Affolée, Ciara hurle d'un cri strident en fermant les yeux. Lorsqu'elle les rouvre, elle est debout devant sa voiture au moteur ronronnant, la lumière des phares illuminant ses jambes, l'homme blond au même endroit qu'il y a quelques secondes avant sa chute, l'incompréhension sur les traits.
— Euh... Excusez-moi, je ne voulais pas vous faire peur.
Était-ce un rêve ? Une hallucination ? Le cœur douloureux, les nerfs en pelote, Ciara tente de se reprendre. Et si cet homme était simplement venu chercher de l'aide ? Elle doit avoir l'air maligne.
— Je suis désolée, j'ai cru voir un sanglier derrière vous, je...
Quoi dire ? Quoi faire ? Cette situation dépasse l'entendement. Elle décide alors de changer totalement de sujet.
— Est-ce que vous avez besoin de quelque chose ? demande-t-elle.
Un sourire sur les lèvres, l'homme sort une de ses mains gantées de ses poches et pointe une direction à l'horizon.
— Un animal a percuté ma voiture, elle est inutilisable. Je me suis dit que vous pourriez peut-être m'aider à retourner au village. Je vous avoue que je ne me vois pas faire cinq kilomètres avec cette tempête.
— Oh ! Bien sûr ! Je vous en prie, montez.

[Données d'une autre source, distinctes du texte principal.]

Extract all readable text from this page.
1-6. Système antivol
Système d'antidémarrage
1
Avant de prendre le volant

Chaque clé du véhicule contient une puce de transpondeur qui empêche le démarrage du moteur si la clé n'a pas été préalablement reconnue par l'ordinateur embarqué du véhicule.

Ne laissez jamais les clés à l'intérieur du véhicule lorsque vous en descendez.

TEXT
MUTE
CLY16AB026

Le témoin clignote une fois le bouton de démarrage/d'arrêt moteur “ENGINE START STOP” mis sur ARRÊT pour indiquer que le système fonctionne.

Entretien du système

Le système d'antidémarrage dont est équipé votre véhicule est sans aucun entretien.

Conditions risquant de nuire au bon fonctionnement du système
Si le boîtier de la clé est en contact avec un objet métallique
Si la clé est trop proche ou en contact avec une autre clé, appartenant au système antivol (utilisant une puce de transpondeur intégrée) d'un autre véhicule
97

Sa mère lui a toujours dit de ne pas faire route avec un inconnu, mais peut-elle décemment laisser cet homme à son triste sort ? Il est évident que non. Ravi, l'individu s'empresse de s'avancer vers le côté passager. Au moment où leurs corps se frôlent, un frisson remonte la nuque de Ciara comme une caresse du bout des doigts. Elle n'a jamais cru aux légendes écossaises que lui racontait son grand-père, mais cette rencontre lui fait étrangement songer à celle du Fear Geamhraidh. L'angoisse la contaminant comme un virus agressif au fur et à mesure que ses pensées dérivent, la jeune femme prend une profonde respiration puis se dépêche de retourner derrière le volant. Son imagination lui a toujours joué des tours, ce n'est pas le moment de passer pour une folle. D'autant plus que si cet étranger était le Fear Geamhraidh, elle ne serait pas là à se demander qui il est. Elle serait certainement déjà enterrée six pieds sous terre, prisonnière de cette âme damnée.